I have attached below the circuit to the project that I am developing.
Is their a problem with the connections I have made?
Do I need to connect something to ground? Any other problems that you would like to point out?
Specifications of components:
Vibration motor:
Type: 0834
Material: iron
Size: 8 x 3.4mm Approx, wire 15mm(L)
Rated voltage : 3.0V DC
Rated current: 70mA Max
Rated rotor speed: 12000±2500RPM Min
Operating environment: -20℃~+60℃
Save environment::-30℃~+70℃
If you are just starting, you should draw out the circuit using conventional circuit symbols on paper and include a picture of it here. The Fritz diagrams have rightly a bad reputation because important detail is blurred and obscured. E.g. it is impossible to see the pin markings on the Uno board.
To me, it looks like there is a number of problems:
The diode is in an odd place. it should be reversed across the motor and the capacitor (if needed) in parallel with it.
The pinout for the 2N2222 appears reversed from what I can see.
Edit:
You should also include the code you are going to use.
OP's picture:
Include a link to the pro Mini you are going to use. Hopefully it is clear what regulator it uses. Your battery is 3.7 volt and there may be an issue there. It may be you have to put a diode in series with the battery to drop the voltage and then connect it to the 3.3V terminal of the Arduino instead.
Don't power the motors through the tiny (<150mA) regulator of the ProMini.
Connect motor(+) directly to batt(+).
Same for the emitters of the 2N2222 transistors.
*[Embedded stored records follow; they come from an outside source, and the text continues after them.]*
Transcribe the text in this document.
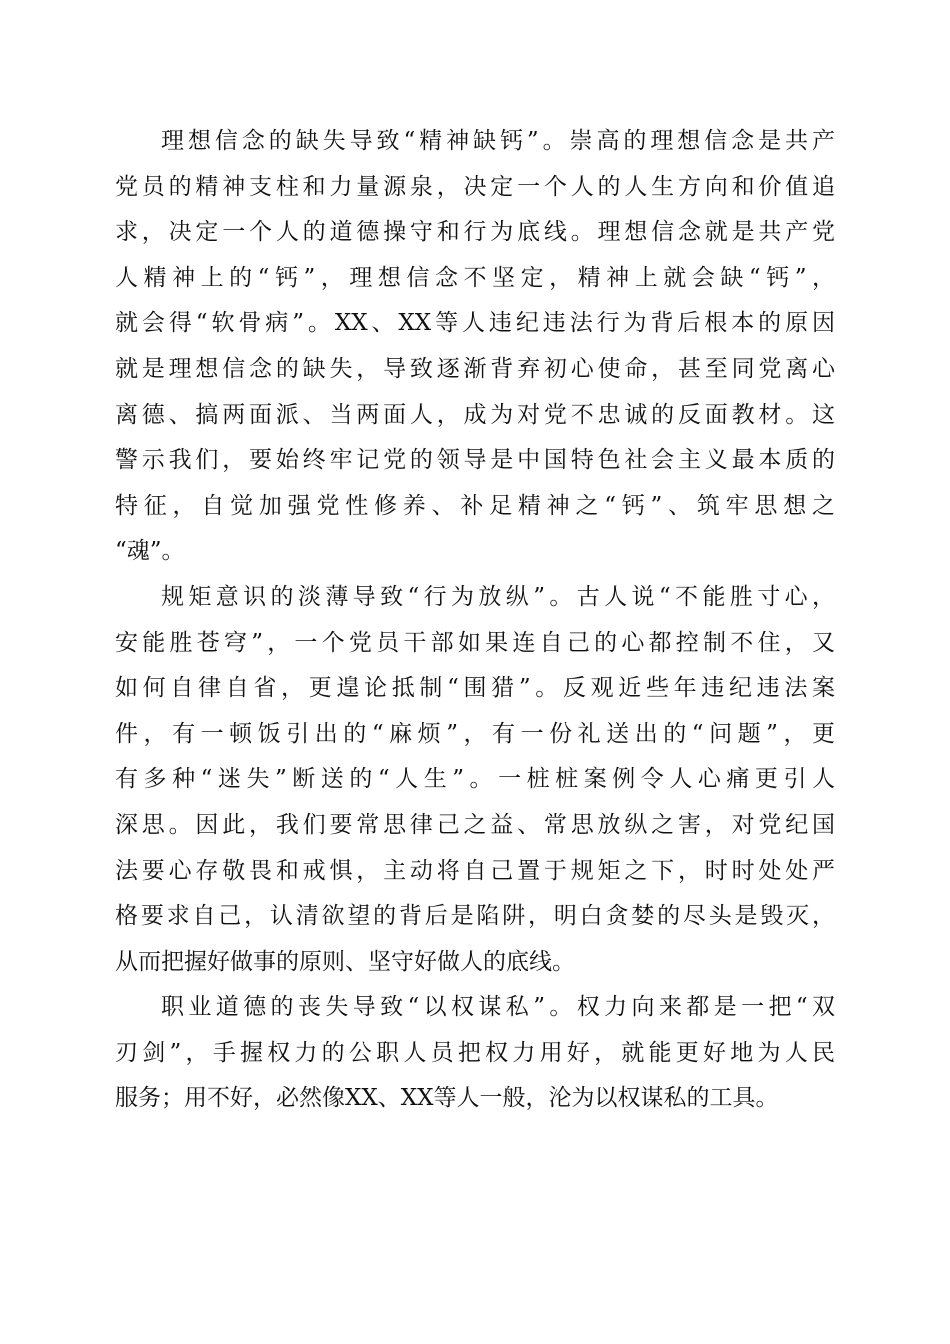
理想信念的缺失导致“精神缺钙”。崇高的理想信念是共产
党员的精神支柱和力量源泉，决定一个人的人生方向和价值追
求，决定一个人的道德操守和行为底线。理想信念就是共产党
人精神上的“钙”，理想信念不坚定，精神上就会缺“钙”，
就会得“软骨病”。XX、XX等人违纪违法行为背后根本的原因
就是理想信念的缺失，导致逐渐背弃初心使命，甚至同党离心
离德、搞两面派、当两面人，成为对党不忠诚的反面教材。这
警示我们，要始终牢记党的领导是中国特色社会主义最本质的
特征，自觉加强党性修养、补足精神之“钙”、筑牢思想之
“魂”。
规矩意识的淡薄导致“行为放纵”。古人说“不能胜寸心，
安能胜苍穹”，一个党员干部如果连自己的心都控制不住，又
如何自律自省，更遑论抵制“围猎”。反观近些年违纪违法案
件，有一顿饭引出的“麻烦”，有一份礼送出的“问题”，更
有多种“迷失”断送的“人生”。一桩桩案例令人心痛更引人
深思。因此，我们要常思律己之益、常思放纵之害，对党纪国
法要心存敬畏和戒惧，主动将自己置于规矩之下，时时处处严
格要求自己，认清欲望的背后是陷阱，明白贪婪的尽头是毁灭，
从而把握好做事的原则、坚守好做人的底线。
职业道德的丧失导致“以权谋私”。权力向来都是一把“双
刃剑”，手握权力的公职人员把权力用好，就能更好地为人民
服务；用不好，必然像XX、XX等人一般，沦为以权谋私的工具。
Connect them directly to batt(-), not via ProMini ground pins.
For full saturation of the 2N2222 transistors (max motor power), base current should be 10% of collector current.
Lower the 1k resistors to 330ohm.
10n across the motors is more than enough.
Try to avoid pin13. That pin could change state during bootup.
Leo..
The conventional diagram is not only better readable, it's clearly correct. The Fritzy is clearly incorrect, even though many components are ambiguous to what they even are (such as those blue things - I guess that are the capacitors?).
The Arduino's regulator is best not used to power motors (not even a single one). The stall current of a single motor is probably too much.
Better connect them directly to the battery - you will have about 0.6V drop over the transistor anyway! So a full battery (4.2-4.3V) provides a bit higher voltage but that doesn't matter for most motors and you anyway have the PWM control.
For the Pro Mini: would it be safe to power it at a bit higher voltage on the Vcc pin? The processor won't have a problem with it, it's rated to handle up to 5.5V. Don't know about other on-board components.
Also you suggest on directly powering the motors through the battery. Well, in that case can the battery that I have purchased handle 6 vibrational motors together? I can't use multiple batteries because I want to keep the project small.
So... 70 x 6 mA for the motors, plus 50 mA for the Arduino (probably less as it's a Mini so pretty barebones) makes 470 mA.
So battery size needed is 470 mA x 4 hours / 0.7 (effective charge) = 2,700 mAh.
That's a high capacity 18650 battery, or a battery like this one from Adafruit.
TomGeorge:
I know you can get 3.3V Pro Mini, but the link the OP provided made no mention of 3.3V
hardik311095:
Are extra resistor needed to protect the motor from direct connection from battery?
No.
Basic wiring is battery pos - motor - transistor - battery neg.
Furthermore: you won't blow up those motors with a little extra voltage. You're going to regulate them anyway (PWM), so they get pulsed, and that way the effective current is brought down to whatever you need it to be to get them up to the speed you want to go.